Dünya prömiyerini Tribeca Film Festivali’nde yapan ve 2024 Britanya Bağımsız Film Ödülleri’nde En İyi Belgesel ödülünü kazanan yapım, görsel açıdan zengin ve duygusal olarak derin bir anlatıma sahip. Cadı imgesinin yüzyıllar boyunca bir korku nesnesine dönüştürülürken, kadınların toplumsal bir kurum olan annelik altında nasıl sıkıştırıldığını ele alıyor.
Sankey, belgeselinde kendi doğum sonrası yaşadığı psikozu, sinema tarihinden kesitler ve kişisel hikâyelerle birleştirerek kolaj bir anlatım oluşturuyor. Kişisel deneyimlerin aslında kadın tarihinin kolektif bir parçası olduğunu vurguluyor. Kadınların, toplumsal baskı ve ötekileştirme korkusu yüzünden hissettiklerini dahi konuşamamalarına dikkat çekerken, tarih boyunca cadılık üzerinden uygulanan zulmü modern annelik deneyimiyle ustalıkla birleştiriyor.
Belgesel, kadınların “makbul” olma zorunluluğunu ve bu beklentiye uymadıklarında maruz kaldıkları cezalandırmayı, kitle iletişim araçları aracılığıyla ve özellikle sinema ile nasıl hatırlatıldığını sorgulamamıza neden oluyor. Ancak bunu parmak sallayarak değil, izleyen her kadının içtenlikle hissedebileceği ve farkında olmadan kabullendiği o derin yarayı görünür kılarak yapıyor. 16. ve 17. yüzyıl cadı mahkemeleri ile bağ kuran Sankey, kadınların tarih boyunca nasıl bastırıldığını, bugün bile tıbbi ve ruhsal sorunlarının görmezden gelinmesini ya da çözümsüz bırakılmasını acı bir ironiyle anlatıyor.
Witches, sadece bireysel bir hikâye değil; kadınların ortak mücadele ve yaralarını görünür kılan, kızkardeşlik dilini benimseyen kolektif bir anlatı sunuyor. Kadınların hikâyelerini yine kadınlardan dinlemenin güvende hissettiren etkisini hatırlatıyor ve izleyiciyi bu mücadelenin tanığı haline getiriyor.

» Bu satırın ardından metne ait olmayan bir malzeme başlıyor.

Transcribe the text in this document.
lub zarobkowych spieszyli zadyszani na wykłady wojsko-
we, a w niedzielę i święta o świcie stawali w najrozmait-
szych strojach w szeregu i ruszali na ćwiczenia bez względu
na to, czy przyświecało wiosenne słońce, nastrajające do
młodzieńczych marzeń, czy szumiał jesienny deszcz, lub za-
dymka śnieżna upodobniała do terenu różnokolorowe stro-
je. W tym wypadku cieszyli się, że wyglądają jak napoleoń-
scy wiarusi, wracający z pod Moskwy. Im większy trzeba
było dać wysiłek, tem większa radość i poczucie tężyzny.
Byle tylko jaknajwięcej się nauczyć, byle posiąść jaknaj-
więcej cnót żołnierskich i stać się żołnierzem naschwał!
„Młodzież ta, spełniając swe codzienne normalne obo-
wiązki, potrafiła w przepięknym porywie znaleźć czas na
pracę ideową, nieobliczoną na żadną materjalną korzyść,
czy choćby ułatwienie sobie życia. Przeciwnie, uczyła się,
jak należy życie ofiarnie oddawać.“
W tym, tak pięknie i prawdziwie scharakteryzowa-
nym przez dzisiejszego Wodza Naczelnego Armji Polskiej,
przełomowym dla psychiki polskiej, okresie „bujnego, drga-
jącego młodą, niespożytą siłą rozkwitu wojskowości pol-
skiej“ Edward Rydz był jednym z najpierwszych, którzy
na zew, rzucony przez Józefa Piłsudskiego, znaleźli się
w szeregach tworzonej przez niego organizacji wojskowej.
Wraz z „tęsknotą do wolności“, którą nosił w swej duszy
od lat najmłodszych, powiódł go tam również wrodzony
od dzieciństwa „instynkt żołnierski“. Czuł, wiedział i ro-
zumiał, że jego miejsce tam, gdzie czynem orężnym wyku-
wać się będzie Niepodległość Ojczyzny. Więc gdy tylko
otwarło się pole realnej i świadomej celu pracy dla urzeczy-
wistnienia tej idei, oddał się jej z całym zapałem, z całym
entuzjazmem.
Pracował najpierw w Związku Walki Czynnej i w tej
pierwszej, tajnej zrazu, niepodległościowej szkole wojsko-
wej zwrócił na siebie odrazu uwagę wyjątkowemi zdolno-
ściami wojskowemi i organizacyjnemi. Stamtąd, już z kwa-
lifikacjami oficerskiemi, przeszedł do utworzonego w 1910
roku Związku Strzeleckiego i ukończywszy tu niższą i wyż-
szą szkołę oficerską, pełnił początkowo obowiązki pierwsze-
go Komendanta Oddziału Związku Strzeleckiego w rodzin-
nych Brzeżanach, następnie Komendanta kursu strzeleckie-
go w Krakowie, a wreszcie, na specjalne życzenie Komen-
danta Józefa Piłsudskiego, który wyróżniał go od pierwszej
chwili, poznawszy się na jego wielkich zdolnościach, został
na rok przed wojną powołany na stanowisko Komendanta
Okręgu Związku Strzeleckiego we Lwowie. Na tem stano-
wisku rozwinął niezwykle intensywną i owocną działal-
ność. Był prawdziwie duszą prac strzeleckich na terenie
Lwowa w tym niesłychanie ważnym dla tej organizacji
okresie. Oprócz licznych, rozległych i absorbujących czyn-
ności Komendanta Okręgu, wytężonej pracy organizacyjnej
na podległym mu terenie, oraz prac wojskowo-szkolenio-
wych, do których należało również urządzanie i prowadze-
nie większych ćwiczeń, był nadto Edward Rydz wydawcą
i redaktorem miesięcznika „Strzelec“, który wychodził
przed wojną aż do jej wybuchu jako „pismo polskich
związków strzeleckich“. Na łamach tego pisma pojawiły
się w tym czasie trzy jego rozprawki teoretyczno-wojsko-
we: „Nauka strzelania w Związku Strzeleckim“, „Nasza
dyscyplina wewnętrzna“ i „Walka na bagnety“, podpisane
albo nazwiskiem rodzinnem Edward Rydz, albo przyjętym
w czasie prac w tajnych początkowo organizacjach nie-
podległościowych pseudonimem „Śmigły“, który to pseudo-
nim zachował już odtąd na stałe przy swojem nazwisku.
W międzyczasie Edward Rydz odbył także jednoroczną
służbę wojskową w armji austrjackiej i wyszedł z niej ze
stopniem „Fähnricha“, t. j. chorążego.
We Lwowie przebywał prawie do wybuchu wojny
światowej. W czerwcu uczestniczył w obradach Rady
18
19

Elizabeth Sankey, belgeseliyle Orta Çağ’da yakılan cadılar üzerinden kadınlardan çalınan kolektif mirasın modern çağda hâlâ oluşturulamadığını vurguluyor. Kadınlık ve annelik deneyiminde hissettiğimiz yaraların ancak birbirimize destek olarak sarılabileceğini cesurca anlatıyor. Erkek egemen dünya, kadınları hâlâ “iyi cadı” ve “kötü cadı” olarak kalıplara sokarken, bu kalıplardan kurtuluşun, kadınların birbirine düşman değil, yurt olmasıyla mümkün olabileceğini hatırlatıyor.
Tarih boyunca hasır altı edilen anne-çocuk ilişkisine alan açarak, anne stereotipine uymadığı için kendini yetersiz veya suçlu hisseden kadınlara, insan olduklarını ve yalnız olmadıklarını güçlü bir şekilde hatırlatıyor. Sankey’nin belgeseli, kadınların hikâyelerini görünür kılarak, kolektif bir iyileşmenin ve dayanışmanın kapısını aralıyor.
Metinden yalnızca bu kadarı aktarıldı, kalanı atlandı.